Für von unheilbaren Krankheiten betroffene Kinder und ihre Familien mag diese Hoffnung ganz unterschiedliche Gestalt annehmen. Die einen hoffen vielleicht noch auf ein Wunder; andere wünschen sich, dass sie ein Leben in Selbstbestimmung und Würde führen können. Wieder andere bauen auf eine solidarische Gesellschaft, die zur gleichberechtigten Integration erkrankter Menschen bereit ist und den betroffenen Kindern so eine möglichst gute Lebensperspektive bietet.

Für Papst Leo wird bei diesem Gebetsanliegen vielleicht auch die Frage der Mittelverteilung mitschwingen. Leiden, die in wohlhabenden Ländern verbreitet sind, finden in der Forschung deutlich größere Aufmerksamkeit als so manche tropische Krankheit. Dazu kommen die hohen Kosten vieler Medikamente oder Hilfsmittel, die oft nur mit Hilfe der Gemeinschaft getragen werden können, die aber ein hoffnungsvolles, selbstbestimmtes Leben für betroffene Kinder verheißen. So kann das Gebetsanliegen dieses Monats auch zum Einsatz für Gerechtigkeit und Solidarität anspornen.

Doch ist das alles? Gibt es nicht auch unheilbare Krankheiten, die bereits in jungen Jahren zum Tod führen werden? Ist Hoffnung für die Betroffenen dann nicht eine Art Vertröstung, wie man sie dem christlichen Glauben manchmal ganz allgemein vorwirft? Natürlich sollte man sich davor hüten, Menschen unhaltbare Versprechungen zu machen oder gar eine magische Wirkung von Gebet und Sakramenten zu unterstellen. Ob und wie Kinder und Familien in einer solchen Situation Hoffnung wider alle Hoffnung zu spüren vermögen, lässt sich gewiss nicht von außen oder gar von oben herab bestimmen.

Liebevolle Zuwendung

In der liebevollen Zuwendung und Begleitung durch Seelsorgerinnen und Seelsorger, Ärztinnen und Ärzte, Pflegekräfte und Angehörige erblüht aber manchmal auf überraschende Weise ein solches Geschenk der Hoffnung, ohne dass man es genau beschreiben oder mit einem konkreten Inhalt füllen könnte. Auch in den Psalmen treten uns immer wieder Menschen entgegen, die aus Krankheit und Leid zu Gott rufen, ja sogar mit ihm streiten und seine scheinbare Tatenlosigkeit beklagen – und die doch das Gebet als Stütze und Halt erfahren.

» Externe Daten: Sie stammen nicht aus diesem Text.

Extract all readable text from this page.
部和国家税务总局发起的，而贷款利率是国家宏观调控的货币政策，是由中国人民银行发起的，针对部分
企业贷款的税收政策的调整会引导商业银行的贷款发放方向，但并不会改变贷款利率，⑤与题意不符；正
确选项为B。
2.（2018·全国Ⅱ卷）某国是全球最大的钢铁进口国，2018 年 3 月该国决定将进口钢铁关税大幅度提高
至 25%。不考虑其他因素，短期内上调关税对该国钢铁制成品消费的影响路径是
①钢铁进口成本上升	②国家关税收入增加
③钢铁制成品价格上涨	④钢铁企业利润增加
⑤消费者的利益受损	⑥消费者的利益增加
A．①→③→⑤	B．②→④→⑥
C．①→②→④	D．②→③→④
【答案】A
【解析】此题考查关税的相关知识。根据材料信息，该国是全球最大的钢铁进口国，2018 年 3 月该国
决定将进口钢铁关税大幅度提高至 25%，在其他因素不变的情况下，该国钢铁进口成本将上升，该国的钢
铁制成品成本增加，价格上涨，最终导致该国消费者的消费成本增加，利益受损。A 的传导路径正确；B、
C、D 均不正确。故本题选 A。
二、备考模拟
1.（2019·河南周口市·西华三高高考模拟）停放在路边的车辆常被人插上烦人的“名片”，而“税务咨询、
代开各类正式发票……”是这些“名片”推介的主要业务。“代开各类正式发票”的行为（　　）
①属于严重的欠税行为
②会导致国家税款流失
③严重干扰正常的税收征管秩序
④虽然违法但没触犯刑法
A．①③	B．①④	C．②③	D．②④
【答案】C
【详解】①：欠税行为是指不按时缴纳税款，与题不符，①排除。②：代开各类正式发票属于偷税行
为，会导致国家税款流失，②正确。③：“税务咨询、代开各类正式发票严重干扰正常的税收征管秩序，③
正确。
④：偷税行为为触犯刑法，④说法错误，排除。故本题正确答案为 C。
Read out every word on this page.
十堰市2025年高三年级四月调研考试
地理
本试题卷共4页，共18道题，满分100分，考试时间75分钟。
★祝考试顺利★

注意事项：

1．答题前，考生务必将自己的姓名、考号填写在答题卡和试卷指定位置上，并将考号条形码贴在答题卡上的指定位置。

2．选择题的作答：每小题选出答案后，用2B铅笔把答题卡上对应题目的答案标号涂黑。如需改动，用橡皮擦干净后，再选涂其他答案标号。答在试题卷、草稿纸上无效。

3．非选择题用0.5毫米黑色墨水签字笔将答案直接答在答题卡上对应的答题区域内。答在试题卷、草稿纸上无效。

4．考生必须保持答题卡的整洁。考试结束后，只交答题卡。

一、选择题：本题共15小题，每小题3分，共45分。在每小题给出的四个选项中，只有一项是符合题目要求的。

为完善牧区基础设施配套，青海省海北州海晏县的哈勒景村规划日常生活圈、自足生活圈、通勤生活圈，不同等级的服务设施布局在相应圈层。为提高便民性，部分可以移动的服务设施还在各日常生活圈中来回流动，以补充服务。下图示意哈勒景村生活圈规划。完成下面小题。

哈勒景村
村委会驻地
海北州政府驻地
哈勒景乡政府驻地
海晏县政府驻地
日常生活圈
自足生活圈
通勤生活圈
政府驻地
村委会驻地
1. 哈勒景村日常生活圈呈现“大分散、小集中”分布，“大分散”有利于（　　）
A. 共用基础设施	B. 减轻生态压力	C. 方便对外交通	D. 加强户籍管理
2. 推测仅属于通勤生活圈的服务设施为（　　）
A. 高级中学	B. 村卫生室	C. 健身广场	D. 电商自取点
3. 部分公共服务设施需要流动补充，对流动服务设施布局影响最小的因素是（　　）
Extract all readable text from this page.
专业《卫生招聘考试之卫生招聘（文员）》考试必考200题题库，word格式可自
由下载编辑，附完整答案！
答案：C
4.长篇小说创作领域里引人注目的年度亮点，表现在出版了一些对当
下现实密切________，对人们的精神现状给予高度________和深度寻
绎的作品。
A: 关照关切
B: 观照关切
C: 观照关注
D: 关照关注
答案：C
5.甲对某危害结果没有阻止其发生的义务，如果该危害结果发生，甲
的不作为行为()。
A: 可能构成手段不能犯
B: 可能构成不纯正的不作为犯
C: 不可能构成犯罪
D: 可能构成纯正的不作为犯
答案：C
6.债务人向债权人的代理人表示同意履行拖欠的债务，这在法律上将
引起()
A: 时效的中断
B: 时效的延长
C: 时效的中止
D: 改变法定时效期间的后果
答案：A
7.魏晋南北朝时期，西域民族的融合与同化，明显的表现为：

In diese Tradition der jüdischen Geschwister dürfen auch wir uns stellen – ohne billige Vertröstungen und ohne pathetische Worte im Krankenzimmer. Wir dürfen auf die manchmal zuversichtliche, manchmal vielleicht zweifelnde Hoffnung bauen, dass Gott alle Wege mit uns Menschen geht – auch die dunkelsten und schwersten.